- Supreme Court Decision Imposes Greater Burden on ADEA Plaintiffs
- July 7, 2009
- Law Firm: Obermayer Rebmann Maxwell & Hippel LLP - Philadelphia Office
On June 18, 2009, the United States Supreme Court increased the burden imposed on plaintiffs bringing claims of age discrimination under the Age Discrimination in Employment Act (“ADEA”). Prior to Gross v. FBL Financial Services, Inc., a plaintiff could prove his disparate treatment age discrimination claim based on a showing that his age was “a motivating factor” in the adverse employment action taken by the employer; i.e., that the employee’s age was a fact considered in reaching the employment decision. Following Gross, however, a plaintiff must show, by a preponderance of the evidence, that his age was the “but-for” cause of the adverse employment action; i.e., that the employee’s age determined the outcome of the employment decision.
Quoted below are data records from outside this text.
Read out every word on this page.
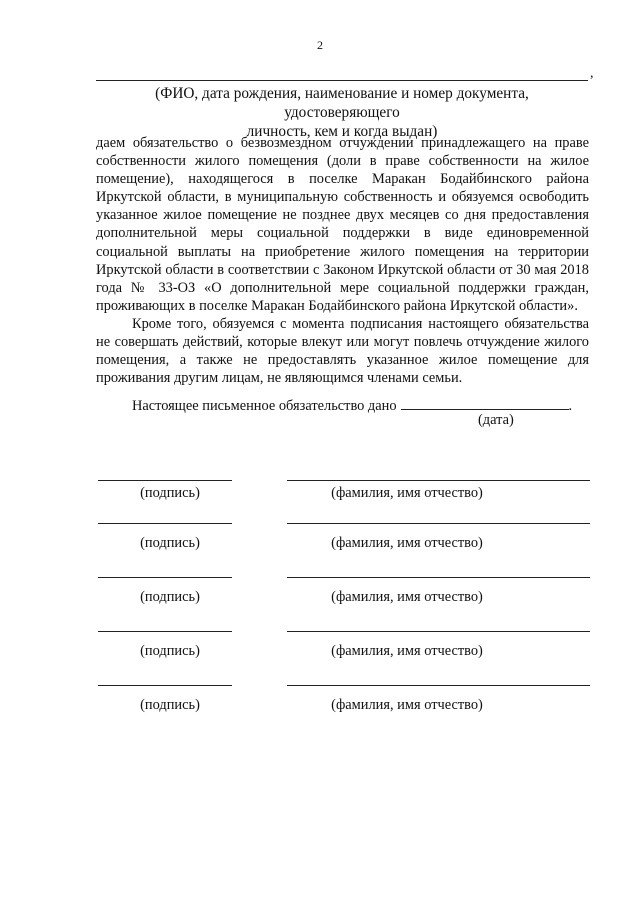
2
,
(ФИО, дата рождения, наименование и номер документа, удостоверяющего
личность, кем и когда выдан)

даем обязательство о безвозмездном отчуждении принадлежащего на праве собственности жилого помещения (доли в праве собственности на жилое помещение), находящегося в поселке Маракан Бодайбинского района Иркутской области, в муниципальную собственность и обязуемся освободить указанное жилое помещение не позднее двух месяцев со дня предоставления дополнительной меры социальной поддержки в виде единовременной социальной выплаты на приобретение жилого помещения на территории Иркутской области в соответствии с Законом Иркутской области от 30 мая 2018 года № 33-ОЗ «О дополнительной мере социальной поддержки граждан, проживающих в поселке Маракан Бодайбинского района Иркутской области».

Кроме того, обязуемся с момента подписания настоящего обязательства не совершать действий, которые влекут или могут повлечь отчуждение жилого помещения, а также не предоставлять указанное жилое помещение для проживания другим лицам, не являющимся членами семьи.

Настоящее письменное обязательство дано	.
(дата)
(подпись)	(фамилия, имя отчество)
(подпись)	(фамилия, имя отчество)
(подпись)	(фамилия, имя отчество)
(подпись)	(фамилия, имя отчество)
(подпись)	(фамилия, имя отчество)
The plaintiff in Gross, Jack Gross (“Gross”), was fifty-four (54) years old when defendant FBL Financial Services, Inc. (“FBL”) transferred him to a different position and reassigned many of his job duties to a female in her early forties. Gross considered this transfer and reassignment of his job duties to be a demotion, and filed a claim of age discrimination against FBL under the ADEA. At trial, Gross introduced evidence that FBL’s decision was based in part because of his age (what is called a “mixed-motive,” part based on age).
The trial court instructed the jury that it must return a verdict in favor of Gross if he proved that his age was “a motivating factor”, or played a part, in FBL’s decision. The trial court also instructed the jury that it must return a verdict in favor of FBL if FBL proved that it would have made the same employment decision regardless of his age. The jury returned a verdict in favor of Gross.
The Eighth Circuit Court of Appeals (“Eighth Circuit”) reversed the trial court’s decision, holding that the trial court’s jury instructions were incorrect because they shifted the burden of proof and persuasion to FBL without any direct evidence that Gross’ age was a motivating or substantial factor in FBL’s decision.
The parties asked the Supreme Court to resolve the issue of whether a plaintiff must present direct evidence of discrimination in order to obtain a mixed-motive instruction an ADEA case. Writing for the five-justice majority, Justice Clarence Thomas stated that before it could make this determination, the Court must first decide whether the burden of persuasion ever shifts to the defendant in a mixed-motive, ADEA case.
The Court held that in order to establish a disparate treatment claim, an ADEA plaintiff must prove that his age was the “but-for” reason for the employer’s action; i.e., that is he would not have been demoted but for his age. Thus, it is not enough for a plaintiff to prove that the employer considered the employee’s age, rather the plaintiff employee must prove that age drove the employer’s decision. If the plaintiff cannot prove that his age was the reason for the employer’s action, then the employer need not show that it would have taken the same action regardless of the plaintiff’s age.
In light of Gross, employers will likely be more successful in defending ADEA claims on summary judgment and at trial. However, employers must continue to make all employment decisions based on non-age based, legitimate, non-discriminatory reasons as the Gross decision only impacts ADEA claims, and may not apply to age claims brought under a state anti-discrimination law. We expect that Congress will attempt to reverse the Court’s decision in Gross by amending the language of the ADEA to make it consistent with Title VII.